The first thing the club did was ask for volunteers to serve on a committee to evaluate the club’s mission and what members wanted. Everyone in club leadership volunteered along with two general members, including Lewis Butler.

The group met once a week to do detailed modeling on everything from maintenance and overhaul costs to insurance and finances. They surveyed their own members to understand how people were using the aircraft now and what they wanted in the future, and they reached out to other flying clubs that have a Cirrus in their fleet to learn from their experience.

“There’s a lot of legwork that needs to get done on these committees before you can come to a membership meeting where you say, ‘we understand the cost of buying an aircraft,’” Randy said. “The membership is very intelligent, they’re going to ask you very good questions.” The questionnaires were short – one was 10 questions, the other 9 questions, which may be why the response rate was high with 21 out of the club’s 22 members participating.

“We had a pretty high level of engagement throughout the whole process,” Lewis said. “I think it was helpful when we made our final recommendation. Everyone had a chance to participate in this process and we had unanimous consent and buy in when we made the recommendation to get the plane.”

The first survey focused on the missions of the current planes in Mohawk’s fleet, and was about what kind of club they are.

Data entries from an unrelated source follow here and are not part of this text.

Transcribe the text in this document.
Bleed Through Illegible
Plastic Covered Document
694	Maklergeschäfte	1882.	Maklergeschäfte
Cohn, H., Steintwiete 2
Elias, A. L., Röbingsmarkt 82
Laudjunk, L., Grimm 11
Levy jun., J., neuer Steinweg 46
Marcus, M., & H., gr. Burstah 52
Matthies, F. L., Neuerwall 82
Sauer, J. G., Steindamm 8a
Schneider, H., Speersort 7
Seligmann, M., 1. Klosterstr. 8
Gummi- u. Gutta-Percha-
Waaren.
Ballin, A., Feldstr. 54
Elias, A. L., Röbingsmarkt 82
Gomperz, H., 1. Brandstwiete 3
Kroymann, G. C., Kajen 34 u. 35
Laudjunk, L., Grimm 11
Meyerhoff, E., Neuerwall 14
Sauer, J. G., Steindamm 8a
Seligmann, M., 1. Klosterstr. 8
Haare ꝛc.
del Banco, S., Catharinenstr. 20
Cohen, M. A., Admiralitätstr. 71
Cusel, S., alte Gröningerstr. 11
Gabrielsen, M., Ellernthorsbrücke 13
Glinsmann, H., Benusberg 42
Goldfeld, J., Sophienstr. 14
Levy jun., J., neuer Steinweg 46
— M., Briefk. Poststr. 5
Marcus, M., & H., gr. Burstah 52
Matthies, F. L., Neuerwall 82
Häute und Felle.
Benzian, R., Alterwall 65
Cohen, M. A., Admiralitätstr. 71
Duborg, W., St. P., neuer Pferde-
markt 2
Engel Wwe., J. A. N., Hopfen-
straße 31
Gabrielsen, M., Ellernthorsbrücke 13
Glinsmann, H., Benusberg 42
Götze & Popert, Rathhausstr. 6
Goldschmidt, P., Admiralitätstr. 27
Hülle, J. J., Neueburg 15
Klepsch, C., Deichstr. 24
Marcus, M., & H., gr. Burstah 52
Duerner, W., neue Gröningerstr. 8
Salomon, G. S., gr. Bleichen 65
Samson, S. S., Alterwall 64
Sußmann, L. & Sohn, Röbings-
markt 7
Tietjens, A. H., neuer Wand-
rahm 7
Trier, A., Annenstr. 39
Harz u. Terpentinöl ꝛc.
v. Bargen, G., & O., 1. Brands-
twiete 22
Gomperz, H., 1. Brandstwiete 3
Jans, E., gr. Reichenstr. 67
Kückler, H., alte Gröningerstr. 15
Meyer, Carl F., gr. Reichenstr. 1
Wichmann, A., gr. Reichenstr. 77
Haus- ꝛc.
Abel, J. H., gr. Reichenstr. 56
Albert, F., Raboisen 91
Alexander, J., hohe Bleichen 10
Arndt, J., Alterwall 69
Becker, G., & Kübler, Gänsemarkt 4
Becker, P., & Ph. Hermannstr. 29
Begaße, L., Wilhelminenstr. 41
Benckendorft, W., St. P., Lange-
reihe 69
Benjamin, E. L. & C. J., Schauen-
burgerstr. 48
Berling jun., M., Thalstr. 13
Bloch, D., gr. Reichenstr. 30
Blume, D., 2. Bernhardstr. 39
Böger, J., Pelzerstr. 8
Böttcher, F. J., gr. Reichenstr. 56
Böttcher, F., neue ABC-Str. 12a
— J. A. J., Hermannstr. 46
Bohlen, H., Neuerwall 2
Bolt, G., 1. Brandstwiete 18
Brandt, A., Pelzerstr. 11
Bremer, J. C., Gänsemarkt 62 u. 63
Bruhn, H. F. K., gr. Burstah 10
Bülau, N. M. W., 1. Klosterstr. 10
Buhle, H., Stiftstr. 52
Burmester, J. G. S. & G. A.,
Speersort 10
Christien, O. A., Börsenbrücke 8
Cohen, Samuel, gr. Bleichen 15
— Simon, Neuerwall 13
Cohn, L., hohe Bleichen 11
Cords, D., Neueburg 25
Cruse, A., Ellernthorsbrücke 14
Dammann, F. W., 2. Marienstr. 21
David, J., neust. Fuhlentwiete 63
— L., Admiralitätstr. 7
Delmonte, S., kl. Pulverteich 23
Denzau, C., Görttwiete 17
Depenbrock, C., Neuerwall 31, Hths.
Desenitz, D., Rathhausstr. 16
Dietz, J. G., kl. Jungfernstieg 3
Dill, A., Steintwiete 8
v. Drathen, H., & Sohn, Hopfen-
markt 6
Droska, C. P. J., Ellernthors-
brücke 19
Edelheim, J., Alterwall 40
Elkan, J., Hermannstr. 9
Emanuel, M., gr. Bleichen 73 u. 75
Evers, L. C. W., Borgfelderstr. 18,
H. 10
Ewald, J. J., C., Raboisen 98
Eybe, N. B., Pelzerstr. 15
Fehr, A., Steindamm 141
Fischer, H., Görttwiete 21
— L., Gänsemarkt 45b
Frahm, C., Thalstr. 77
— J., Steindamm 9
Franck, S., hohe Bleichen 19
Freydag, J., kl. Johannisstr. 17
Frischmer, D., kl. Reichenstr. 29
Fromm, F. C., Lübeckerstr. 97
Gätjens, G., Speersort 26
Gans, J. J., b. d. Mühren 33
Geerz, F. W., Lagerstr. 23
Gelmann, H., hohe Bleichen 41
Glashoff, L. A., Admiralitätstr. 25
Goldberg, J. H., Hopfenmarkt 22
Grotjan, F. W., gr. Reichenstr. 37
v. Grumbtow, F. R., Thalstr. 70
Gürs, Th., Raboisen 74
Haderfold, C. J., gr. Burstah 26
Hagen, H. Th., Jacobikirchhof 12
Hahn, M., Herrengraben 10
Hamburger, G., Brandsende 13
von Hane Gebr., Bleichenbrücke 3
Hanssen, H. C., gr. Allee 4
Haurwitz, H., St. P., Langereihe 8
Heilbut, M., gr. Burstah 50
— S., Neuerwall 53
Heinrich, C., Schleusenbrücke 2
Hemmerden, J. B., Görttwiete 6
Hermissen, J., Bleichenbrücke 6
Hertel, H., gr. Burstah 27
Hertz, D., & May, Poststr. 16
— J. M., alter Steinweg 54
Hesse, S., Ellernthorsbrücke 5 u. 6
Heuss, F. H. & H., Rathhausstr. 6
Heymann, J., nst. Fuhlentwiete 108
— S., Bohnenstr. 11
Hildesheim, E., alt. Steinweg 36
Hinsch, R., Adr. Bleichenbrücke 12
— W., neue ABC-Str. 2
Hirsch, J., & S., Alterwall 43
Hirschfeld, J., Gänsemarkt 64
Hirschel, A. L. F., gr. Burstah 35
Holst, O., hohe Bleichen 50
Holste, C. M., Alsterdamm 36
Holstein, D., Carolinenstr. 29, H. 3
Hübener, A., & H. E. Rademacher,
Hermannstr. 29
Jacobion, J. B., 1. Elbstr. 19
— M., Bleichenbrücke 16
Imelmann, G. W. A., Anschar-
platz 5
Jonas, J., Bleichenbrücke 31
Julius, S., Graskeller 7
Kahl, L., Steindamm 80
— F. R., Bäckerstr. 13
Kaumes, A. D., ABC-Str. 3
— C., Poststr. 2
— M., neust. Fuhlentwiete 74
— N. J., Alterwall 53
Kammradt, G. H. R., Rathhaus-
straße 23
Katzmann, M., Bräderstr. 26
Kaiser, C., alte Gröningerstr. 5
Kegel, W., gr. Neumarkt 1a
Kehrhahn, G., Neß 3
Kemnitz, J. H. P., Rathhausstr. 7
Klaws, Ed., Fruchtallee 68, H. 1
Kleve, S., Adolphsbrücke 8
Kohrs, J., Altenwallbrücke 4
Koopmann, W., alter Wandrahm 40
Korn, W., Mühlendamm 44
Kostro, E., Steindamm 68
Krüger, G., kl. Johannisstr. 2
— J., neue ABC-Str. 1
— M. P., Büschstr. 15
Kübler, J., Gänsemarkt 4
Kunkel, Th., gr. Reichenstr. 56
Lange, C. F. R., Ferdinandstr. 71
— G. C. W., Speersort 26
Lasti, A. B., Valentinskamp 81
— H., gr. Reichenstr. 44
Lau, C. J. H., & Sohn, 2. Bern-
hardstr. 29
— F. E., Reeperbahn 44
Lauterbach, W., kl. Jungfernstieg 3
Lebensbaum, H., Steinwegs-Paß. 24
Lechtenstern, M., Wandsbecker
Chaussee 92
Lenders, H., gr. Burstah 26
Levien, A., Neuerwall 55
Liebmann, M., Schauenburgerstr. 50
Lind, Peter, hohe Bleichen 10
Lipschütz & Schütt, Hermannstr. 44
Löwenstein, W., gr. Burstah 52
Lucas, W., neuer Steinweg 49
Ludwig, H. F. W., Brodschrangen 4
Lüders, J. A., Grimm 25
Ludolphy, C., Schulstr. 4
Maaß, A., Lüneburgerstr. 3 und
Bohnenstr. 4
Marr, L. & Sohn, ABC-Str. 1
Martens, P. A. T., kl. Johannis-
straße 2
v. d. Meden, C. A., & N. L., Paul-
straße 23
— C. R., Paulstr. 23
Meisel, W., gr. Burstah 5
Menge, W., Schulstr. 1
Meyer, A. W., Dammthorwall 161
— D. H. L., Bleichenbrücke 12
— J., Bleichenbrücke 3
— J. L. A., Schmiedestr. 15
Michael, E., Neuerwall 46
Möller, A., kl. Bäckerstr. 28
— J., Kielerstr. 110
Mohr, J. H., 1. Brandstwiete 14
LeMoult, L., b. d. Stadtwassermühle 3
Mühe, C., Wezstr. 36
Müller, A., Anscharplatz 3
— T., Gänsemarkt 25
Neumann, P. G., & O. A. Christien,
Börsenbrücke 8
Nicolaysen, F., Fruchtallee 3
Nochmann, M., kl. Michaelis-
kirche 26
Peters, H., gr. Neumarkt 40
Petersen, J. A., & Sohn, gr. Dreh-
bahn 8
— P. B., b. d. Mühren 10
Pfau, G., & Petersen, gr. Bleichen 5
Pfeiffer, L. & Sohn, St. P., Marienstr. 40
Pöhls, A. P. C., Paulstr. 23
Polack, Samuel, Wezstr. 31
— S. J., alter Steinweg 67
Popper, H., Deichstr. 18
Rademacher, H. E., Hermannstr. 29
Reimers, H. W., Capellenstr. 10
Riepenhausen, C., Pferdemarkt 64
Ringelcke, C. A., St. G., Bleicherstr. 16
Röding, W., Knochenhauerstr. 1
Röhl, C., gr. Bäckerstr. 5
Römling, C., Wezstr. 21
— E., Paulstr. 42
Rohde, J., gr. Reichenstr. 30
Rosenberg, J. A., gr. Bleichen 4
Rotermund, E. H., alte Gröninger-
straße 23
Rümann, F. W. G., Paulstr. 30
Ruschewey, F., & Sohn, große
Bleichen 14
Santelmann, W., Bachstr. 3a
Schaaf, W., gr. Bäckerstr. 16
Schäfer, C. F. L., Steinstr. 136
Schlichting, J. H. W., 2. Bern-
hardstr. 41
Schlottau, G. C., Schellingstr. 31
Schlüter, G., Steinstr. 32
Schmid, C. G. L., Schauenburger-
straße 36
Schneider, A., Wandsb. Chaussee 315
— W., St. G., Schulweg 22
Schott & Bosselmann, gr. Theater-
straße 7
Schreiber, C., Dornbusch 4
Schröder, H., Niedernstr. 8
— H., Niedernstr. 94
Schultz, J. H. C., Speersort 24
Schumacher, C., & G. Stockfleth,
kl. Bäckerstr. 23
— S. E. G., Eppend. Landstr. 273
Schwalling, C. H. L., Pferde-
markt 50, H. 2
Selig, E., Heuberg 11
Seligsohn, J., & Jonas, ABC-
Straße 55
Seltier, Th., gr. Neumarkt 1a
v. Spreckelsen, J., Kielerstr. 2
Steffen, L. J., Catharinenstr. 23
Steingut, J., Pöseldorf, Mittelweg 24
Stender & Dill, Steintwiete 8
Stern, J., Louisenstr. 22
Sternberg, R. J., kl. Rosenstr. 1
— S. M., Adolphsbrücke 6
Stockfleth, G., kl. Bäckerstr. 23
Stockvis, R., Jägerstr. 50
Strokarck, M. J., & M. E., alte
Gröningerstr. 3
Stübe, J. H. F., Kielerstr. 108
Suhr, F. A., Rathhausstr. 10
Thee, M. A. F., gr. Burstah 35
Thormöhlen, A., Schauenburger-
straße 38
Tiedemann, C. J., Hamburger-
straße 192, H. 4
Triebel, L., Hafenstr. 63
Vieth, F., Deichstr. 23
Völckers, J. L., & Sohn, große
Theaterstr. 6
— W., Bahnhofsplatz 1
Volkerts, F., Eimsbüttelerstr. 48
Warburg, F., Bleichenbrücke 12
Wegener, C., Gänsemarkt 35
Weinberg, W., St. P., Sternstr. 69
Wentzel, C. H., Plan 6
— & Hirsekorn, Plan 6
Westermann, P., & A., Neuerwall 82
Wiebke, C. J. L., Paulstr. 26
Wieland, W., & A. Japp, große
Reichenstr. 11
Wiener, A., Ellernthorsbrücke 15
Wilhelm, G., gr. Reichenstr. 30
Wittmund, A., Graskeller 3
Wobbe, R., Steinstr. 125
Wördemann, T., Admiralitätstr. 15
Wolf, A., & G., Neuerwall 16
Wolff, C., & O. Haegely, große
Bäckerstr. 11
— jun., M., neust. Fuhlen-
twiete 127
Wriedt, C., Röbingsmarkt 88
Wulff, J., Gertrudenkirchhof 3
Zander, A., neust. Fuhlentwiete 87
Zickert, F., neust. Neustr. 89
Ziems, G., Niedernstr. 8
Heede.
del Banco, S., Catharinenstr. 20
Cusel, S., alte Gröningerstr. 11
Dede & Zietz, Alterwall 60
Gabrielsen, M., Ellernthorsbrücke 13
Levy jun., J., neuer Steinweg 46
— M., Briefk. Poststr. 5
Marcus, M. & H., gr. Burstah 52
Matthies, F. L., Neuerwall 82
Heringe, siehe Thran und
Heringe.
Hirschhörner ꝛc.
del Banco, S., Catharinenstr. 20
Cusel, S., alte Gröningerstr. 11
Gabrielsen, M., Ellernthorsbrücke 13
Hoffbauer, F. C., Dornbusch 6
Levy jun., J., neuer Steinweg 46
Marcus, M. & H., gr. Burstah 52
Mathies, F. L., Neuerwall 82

The second survey asked, if they were to buy another plane, what are the most important characteristics.

As part of the surveys they created a word map to help guide the committee on what to focus on – the answers included things like load, speed, and autopilot. They asked members if the club were to spend money, how would they like it spent. “They were going for panel then performance,” Randy said. 

They also asked generic budget questions and whether members were willing to pay more. The conclusion was members were willing to pay for a more capable aircraft. The initial results were to look for a four-place, fixed-gear, certified aircraft with a price of no more than $200,000. “We wanted something that was less than 20 years old, something that was composite, something that had good curb appeal,” Randy said.

That narrowed the choices to the SR20, the Columbia 300, and Diamond DA-40, as well as a few others. Low production numbers took some aircraft out of consideration because the club wanted something with a good parts pipeline.

Considering those options led to looking for a Cirrus SR20 G2. As part of the conversations with the clubs that have a Cirrus, Mohawk knew they wanted to get a digital autopilot over the S-Tecs that came with the planes initially.

They also wanted a plane equipped with a GTN650 since they have that in the Cessnas and are familiar with it, as well as a 406 ELT, which works better in Canada over the standard 121.5 ELT. The last criteria was a mid-time engine/chute repack.

Next was looking at finances, which “turned out to be the longest, most enduring process for us,” Randy said. The club decided to create a plane savings account, something separate from the engine reserves and monthly cash flow they need to operate. The goal was to have enough for a 20 percent down payment in the bank, or a total of $40,000 based on a $200,000 acquisition cost. They also budgeted $8,000 to $10,000 for inspections, travel and other costs that may be incurred during the search. They expected they would look at several planes before finding the one to buy, which didn’t turn out to be the case.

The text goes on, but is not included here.